The Indicators of Armageddon
Pre-C-VBIED attack indicators are similar to those postulated when other explosive devices are used. Surveillance operations, reconnaissance and intelligence gathering, and attack “rehearsals” of some type are among the possible indicators to watch for. Attacks using chemical agents are less effective in an outdoors environment, where the agent is more easily dispersed and large concentrations are rapidly reduced. Terrorists also must consider many additional factors in planning an effective chemical-based attack (as compared to a conventional bombing incident). However, the chemical attack, although often less effective in producing casualties, does pose a greater impact on the psychology of the target population. As emergency-services and homeland-security personnel, U.S. first responders must recognize that the steady increase in the use of chemical-based weapons in terrorist attacks overseas is a likely precursor of similar attacks throughout the United States as well.

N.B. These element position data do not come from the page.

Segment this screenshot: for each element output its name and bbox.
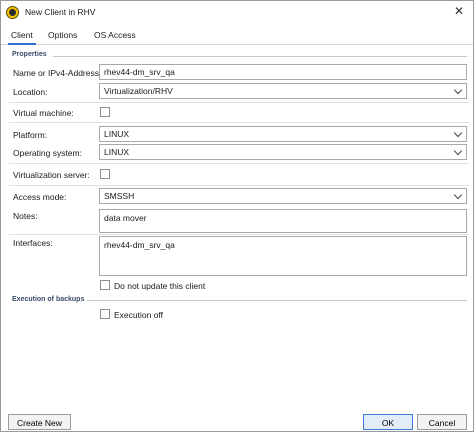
row-divider [9, 234, 469, 235]
do-not-update-checkbox[interactable] [100, 280, 110, 290]
tab-options[interactable]: Options [45, 30, 80, 45]
execution-section-divider [87, 300, 467, 301]
name-input[interactable]: rhev44-dm_srv_qa [99, 64, 467, 80]
row-divider [9, 185, 469, 186]
access-mode-value: SMSSH [104, 191, 135, 201]
interfaces-textarea[interactable]: rhev44-dm_srv_qa [99, 236, 467, 276]
operating-system-select[interactable]: LINUX [99, 144, 467, 160]
row-divider [9, 122, 469, 123]
virtual-machine-label: Virtual machine: [13, 108, 74, 118]
cancel-button[interactable]: Cancel [417, 414, 467, 430]
chevron-down-icon [453, 146, 463, 156]
execution-off-label: Execution off [114, 310, 163, 320]
operating-system-label: Operating system: [13, 148, 82, 158]
chevron-down-icon [453, 85, 463, 95]
access-mode-label: Access mode: [13, 192, 67, 202]
chevron-down-icon [453, 128, 463, 138]
properties-section-label: Properties [12, 51, 47, 58]
title-bar: New Client in RHV ✕ [1, 1, 473, 25]
interfaces-label: Interfaces: [13, 238, 53, 248]
window-title: New Client in RHV [25, 7, 96, 17]
properties-section-divider [53, 56, 467, 57]
chevron-down-icon [453, 190, 463, 200]
row-divider [9, 102, 469, 103]
tab-os-access[interactable]: OS Access [91, 30, 139, 45]
platform-label: Platform: [13, 130, 48, 140]
row-divider [9, 163, 469, 164]
ok-button[interactable]: OK [363, 414, 413, 430]
name-label: Name or IPv4-Address: [13, 68, 102, 78]
execution-section-label: Execution of backups [12, 296, 85, 303]
platform-select[interactable]: LINUX [99, 126, 467, 142]
dialog-window: New Client in RHV ✕ Client Options OS Ac… [0, 0, 474, 432]
location-label: Location: [13, 87, 48, 97]
app-logo-icon [6, 6, 19, 19]
notes-label: Notes: [13, 211, 38, 221]
close-icon[interactable]: ✕ [454, 4, 464, 18]
create-new-button[interactable]: Create New [8, 414, 71, 430]
notes-textarea[interactable]: data mover [99, 209, 467, 233]
virtual-machine-checkbox[interactable] [100, 107, 110, 117]
virtualization-server-checkbox[interactable] [100, 169, 110, 179]
location-select[interactable]: Virtualization/RHV [99, 83, 467, 99]
execution-off-checkbox[interactable] [100, 309, 110, 319]
operating-system-value: LINUX [104, 147, 130, 157]
virtualization-server-label: Virtualization server: [13, 170, 90, 180]
location-value: Virtualization/RHV [104, 86, 173, 96]
access-mode-select[interactable]: SMSSH [99, 188, 467, 204]
platform-value: LINUX [104, 129, 130, 139]
tab-client[interactable]: Client [8, 30, 36, 45]
tab-bar: Client Options OS Access [1, 27, 473, 45]
do-not-update-label: Do not update this client [114, 281, 206, 291]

As a proactive measure that would make it more difficult for terrorists to acquire the raw materials they need to build chemical-based weapons, the nation’s law-enforcement and first-responder communities must safeguard the common industrial chemicals that can be stolen or diverted from legitimate uses to become a terrorist weapon. Increased training on chemical threat response and on personal protective measures, in both the public and private sectors, also is needed.
Emergency services personnel should personally commit themselves to maintaining their personal protective equipment, and to training while wearing it, in a broad range of possible attack situations. Realizing the nature and destructive potential of chemical-based attacks, communities across the country also should participate in emergency exercises simulating real-world attack scenarios such as multiple C-VBIED attacks carried out almost simultaneously in the same community. Those exercises should include governmental and non-governmental participants appropriate both to the locality and to the exercise scenario. Even discussion-formatted exercises on such attacks not only would greatly benefit business and commercial districts but also improve community-based interaction with the governmental emergency services community.
To summarize: the steadily increasing threat of chemical-based attacks on U.S. soil is now a real and present danger. Most of the “solutions” needed for preventing, defeating, mitigating, and managing these threats are locally based. At the local level, American citizens themselves can and must strive to deny terrorists access to weapon components, disrupt their planning, prevent or defeat any attacks launched, mitigate the destructive and psychological effects of the attacks, and, as rapidly as possible, restore their community’s sense of stability and continuity.
Joseph Steger is the pseudonym of a senior law-enforcement commander whose undergraduate background in a pre-medical program led to initial certification as an EMT in 1981. He retained that level of certification for eight years and across three states while serving as a federal law-enforcement officer. Over the years, Steger has worked closely with CONTOMS-trained tactical medics and physicians in numerous situations.